Mira Murati reaparece e apresenta novos modelos da Thinking Machines

Mira Murati reaparece e apresenta novos modelos da Thinking Machines

Crédito da imagem: TechCrunch

Mira Murati rompe silêncio: CEO da Thinking Machines fala sobre IA e o caos na OpenAI

Após cerca de 18 meses longe dos holofotes, Mira Murati, ex-CTO da OpenAI e atual CEO do Thinking Machines Lab, reapareceu publicamente. Em entrevista à Bloomberg realizada em São Francisco na última quinta-feira, a executiva descreve um longo período de descrição para discutir os rumores de sua nova empresa e refletir sobre momentos críticos do setor de inteligência artificial.

O retorno estratégico da Thinking Machines

Desde sua fundação, a Thinking Machines operou de forma silenciosa, focada em estruturar sua equipe e captar investimentos. A empresa já lançou o Tinker, uma API externa para o ajuste fino de modelos de IA de código aberto. O movimento de Murati em direção à mídia ocorre em um cenário competitivo competitivo, onde gigantes como OpenAI, Anthropic e xAI, de Elon Musk, dominam o ciclo de notícias.

Durante uma conversa, Murati apresentou os chamados modelos de interação. Diferente das interfaces atuais, baseadas em perguntas e respostas, a proposta de tecnologia visa processamento de fluxos contínuos de áudio, vídeo e texto em intervalos de 200 milissegundos. A proposta é captar nuances da comunicação humana, como pausas, correções e interrupções, em tempo real. Apesar da inovação, a executiva evitou estipular prazos para o lançamento comercial da tecnologia.

Reflexões sobre o período turbulento na OpenAI

A entrevista também bordou o episódio de novembro de 2023, conhecido internamente na OpenAI como o lapso, quando Murati contratou a carga de CEO interina após a demissão de Sam Altman. A executiva afirmou que sua prioridade, naqueles cinco dias, foi preservar a missão e a equipe da organização. Ela declarou que, sem a sua intervenção, a empresa teria implodido.

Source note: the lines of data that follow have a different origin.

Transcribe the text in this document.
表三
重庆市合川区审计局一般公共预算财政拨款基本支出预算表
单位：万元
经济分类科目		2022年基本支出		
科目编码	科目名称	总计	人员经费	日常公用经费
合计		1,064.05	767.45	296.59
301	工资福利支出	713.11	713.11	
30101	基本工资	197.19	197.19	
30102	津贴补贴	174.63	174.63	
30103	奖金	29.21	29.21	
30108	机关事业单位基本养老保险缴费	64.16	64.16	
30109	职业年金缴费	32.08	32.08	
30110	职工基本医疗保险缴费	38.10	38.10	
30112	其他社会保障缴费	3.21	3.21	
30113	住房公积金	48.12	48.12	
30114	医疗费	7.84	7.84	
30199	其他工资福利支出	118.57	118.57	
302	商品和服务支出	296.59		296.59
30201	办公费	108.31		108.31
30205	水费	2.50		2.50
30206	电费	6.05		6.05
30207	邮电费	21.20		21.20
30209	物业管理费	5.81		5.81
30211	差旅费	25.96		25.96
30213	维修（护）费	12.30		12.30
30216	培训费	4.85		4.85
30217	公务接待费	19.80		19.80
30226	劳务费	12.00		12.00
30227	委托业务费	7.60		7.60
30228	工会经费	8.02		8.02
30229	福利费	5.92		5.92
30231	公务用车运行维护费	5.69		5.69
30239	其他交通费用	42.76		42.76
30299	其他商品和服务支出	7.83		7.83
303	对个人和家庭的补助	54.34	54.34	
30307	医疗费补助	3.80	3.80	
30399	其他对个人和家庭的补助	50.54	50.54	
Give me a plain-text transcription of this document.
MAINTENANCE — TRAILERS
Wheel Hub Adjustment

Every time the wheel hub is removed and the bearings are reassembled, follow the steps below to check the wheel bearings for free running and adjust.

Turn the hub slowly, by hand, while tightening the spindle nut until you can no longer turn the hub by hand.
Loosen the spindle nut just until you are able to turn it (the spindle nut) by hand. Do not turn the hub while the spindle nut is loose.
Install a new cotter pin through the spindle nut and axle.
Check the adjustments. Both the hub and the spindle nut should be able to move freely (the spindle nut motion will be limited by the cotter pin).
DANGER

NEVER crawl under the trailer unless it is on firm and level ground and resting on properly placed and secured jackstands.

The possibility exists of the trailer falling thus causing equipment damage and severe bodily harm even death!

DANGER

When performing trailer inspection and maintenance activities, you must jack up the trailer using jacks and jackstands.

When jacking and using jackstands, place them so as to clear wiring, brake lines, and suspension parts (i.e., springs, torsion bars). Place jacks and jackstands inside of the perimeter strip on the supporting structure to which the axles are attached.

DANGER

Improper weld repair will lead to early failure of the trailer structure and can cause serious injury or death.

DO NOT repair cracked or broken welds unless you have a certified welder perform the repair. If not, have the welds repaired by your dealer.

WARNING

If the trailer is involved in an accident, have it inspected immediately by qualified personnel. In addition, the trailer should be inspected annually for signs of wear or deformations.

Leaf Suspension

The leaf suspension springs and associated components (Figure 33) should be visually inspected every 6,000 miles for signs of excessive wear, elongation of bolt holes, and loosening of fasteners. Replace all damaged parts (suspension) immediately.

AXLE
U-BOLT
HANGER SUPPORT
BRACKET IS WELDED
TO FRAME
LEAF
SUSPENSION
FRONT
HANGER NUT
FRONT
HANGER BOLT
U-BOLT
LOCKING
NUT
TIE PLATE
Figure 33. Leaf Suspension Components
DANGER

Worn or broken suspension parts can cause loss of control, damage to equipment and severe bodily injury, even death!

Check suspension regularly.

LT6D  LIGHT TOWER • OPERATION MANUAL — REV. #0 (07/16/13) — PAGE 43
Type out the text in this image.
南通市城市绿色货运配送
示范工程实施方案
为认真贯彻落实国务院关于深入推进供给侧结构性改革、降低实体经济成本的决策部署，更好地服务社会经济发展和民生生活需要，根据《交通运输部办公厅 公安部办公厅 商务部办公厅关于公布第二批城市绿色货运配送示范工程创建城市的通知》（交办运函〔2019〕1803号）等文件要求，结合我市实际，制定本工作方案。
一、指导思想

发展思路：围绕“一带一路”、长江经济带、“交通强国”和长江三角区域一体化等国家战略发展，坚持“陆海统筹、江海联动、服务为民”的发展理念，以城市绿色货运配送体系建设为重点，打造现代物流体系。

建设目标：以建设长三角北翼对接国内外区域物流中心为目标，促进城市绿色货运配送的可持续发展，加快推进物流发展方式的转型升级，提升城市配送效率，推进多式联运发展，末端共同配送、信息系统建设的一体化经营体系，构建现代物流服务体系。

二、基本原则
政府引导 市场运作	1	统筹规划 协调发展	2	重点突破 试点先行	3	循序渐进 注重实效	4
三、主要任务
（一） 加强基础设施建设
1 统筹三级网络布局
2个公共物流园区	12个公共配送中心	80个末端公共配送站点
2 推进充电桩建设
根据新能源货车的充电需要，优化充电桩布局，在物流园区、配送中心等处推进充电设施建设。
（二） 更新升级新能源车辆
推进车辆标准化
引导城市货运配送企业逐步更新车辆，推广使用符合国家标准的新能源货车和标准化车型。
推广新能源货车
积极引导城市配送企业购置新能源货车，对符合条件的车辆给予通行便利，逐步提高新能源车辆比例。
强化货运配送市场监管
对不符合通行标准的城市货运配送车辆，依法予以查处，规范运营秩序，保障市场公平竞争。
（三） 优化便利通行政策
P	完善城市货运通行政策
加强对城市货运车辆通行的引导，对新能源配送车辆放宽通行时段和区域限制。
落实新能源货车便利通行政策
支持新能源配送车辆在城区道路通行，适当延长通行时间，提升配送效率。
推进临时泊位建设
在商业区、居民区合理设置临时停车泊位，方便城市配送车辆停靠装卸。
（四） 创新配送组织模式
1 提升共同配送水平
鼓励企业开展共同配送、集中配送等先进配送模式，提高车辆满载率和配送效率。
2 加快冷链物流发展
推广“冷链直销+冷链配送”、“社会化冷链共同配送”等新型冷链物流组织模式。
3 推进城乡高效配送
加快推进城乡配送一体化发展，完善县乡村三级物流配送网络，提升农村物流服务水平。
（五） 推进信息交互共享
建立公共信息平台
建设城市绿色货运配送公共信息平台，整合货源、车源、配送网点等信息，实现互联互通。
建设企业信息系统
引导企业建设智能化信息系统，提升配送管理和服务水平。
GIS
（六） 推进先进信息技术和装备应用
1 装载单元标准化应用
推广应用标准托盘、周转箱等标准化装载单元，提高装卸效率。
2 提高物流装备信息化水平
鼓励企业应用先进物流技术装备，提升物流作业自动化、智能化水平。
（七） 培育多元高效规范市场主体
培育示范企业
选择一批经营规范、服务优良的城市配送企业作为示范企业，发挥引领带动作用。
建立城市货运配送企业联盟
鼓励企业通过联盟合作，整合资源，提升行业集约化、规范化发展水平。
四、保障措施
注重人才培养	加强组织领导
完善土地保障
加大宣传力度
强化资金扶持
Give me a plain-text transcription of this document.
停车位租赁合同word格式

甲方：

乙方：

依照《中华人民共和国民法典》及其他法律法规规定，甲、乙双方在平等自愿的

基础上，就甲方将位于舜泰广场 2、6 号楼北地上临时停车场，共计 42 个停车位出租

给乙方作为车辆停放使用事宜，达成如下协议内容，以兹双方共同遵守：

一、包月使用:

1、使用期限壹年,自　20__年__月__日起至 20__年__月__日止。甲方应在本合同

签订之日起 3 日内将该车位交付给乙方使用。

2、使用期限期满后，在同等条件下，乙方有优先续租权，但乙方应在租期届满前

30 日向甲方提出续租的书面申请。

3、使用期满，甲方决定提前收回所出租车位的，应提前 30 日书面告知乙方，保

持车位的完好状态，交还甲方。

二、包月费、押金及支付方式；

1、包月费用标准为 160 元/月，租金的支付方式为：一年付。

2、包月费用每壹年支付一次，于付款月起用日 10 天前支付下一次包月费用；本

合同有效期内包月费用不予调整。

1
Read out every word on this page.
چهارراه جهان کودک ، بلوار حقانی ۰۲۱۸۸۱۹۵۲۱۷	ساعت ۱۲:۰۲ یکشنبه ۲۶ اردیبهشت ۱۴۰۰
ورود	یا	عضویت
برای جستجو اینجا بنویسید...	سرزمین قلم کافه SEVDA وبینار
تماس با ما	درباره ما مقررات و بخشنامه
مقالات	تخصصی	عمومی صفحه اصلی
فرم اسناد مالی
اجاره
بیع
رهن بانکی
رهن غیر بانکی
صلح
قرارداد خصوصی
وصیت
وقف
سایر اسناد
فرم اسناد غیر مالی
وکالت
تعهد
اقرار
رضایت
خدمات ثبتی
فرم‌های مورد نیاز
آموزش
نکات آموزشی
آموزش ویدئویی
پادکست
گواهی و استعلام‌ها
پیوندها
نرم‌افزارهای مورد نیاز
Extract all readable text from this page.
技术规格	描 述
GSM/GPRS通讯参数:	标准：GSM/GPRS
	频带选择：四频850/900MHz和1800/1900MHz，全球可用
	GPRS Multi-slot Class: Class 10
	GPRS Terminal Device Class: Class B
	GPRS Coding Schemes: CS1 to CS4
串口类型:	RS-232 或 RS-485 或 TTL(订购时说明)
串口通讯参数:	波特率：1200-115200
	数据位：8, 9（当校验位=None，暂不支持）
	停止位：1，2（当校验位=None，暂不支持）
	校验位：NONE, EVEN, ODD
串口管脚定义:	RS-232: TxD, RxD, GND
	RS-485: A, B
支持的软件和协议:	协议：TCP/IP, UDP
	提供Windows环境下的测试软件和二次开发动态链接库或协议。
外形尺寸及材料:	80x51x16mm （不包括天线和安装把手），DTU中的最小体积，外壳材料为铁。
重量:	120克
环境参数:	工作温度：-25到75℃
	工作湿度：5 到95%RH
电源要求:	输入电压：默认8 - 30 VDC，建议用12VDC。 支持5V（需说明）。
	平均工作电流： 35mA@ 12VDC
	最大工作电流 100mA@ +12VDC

Ao olhar para trás, Murati admitiu falhas no processo. Embora tenha mantivesse a clareza sobre suas decisões imediatas, ela concluiu que faltou transparência e um plano de transição mais robusto. Questionado sobre a confiança em seu antigo chefe, o CEO optou por não responder diretamente, desviando o foco para um problema estrutural do setor: a concentração excessiva de poder decisório nas mãos de poucos.

Governança acima das virtudes individuais

Para Murati, o risco da indústria de IA não reside apenas no caráter de seus líderes, mas na falta de controles estruturais. Ela argumenta que organizações bem-intencionadas podem se desviar facilmente e que o debate atual tem se concentrado erroneamente na virtude dos envolvidos, em vez de priorizar a governança.

  • Volatilidade organizacional: Murati minimizou as recentes saídas de pesquisadores de alto escalonamento da Thinking Machines, classificando as características como parte natural da construção de um laboratório de fronteira.
  • Guerra por talentos: Embora reconheça que pacotes salariais de nove dígitos atraiam profissionais, ela enfatizou que esse fator não é o único determinante para o sucesso das contratações.
  • Visão de mercado: O reforço executivo é que seu foco principal não é a destruição da concorrência, mas o desenvolvimento da tecnologia.

O futuro da IA ​​e o papel humano

Sobre as questões internacionais envolvendo a substituição de empregos e o uso mal intencionado da tecnologia, Murati manteve uma postura cautelosa. Ela rejeitou visões deterministas de utopia ou distopia, ressaltando que o momento atual é decisivo para moldar o futuro da inteligência artificial.

Se os humanos tirarem as mãos do volante cedo demais, o futuro será muito diferente, e não melhor, afirmou Murati.

A mensagem central do CEO é clara: o caminho que a IA percorrerá dependerá diretamente da participação humana ativa na condução e supervisão dos sistemas, reforçando a necessidade de cautela à medida que a tecnologia evolui.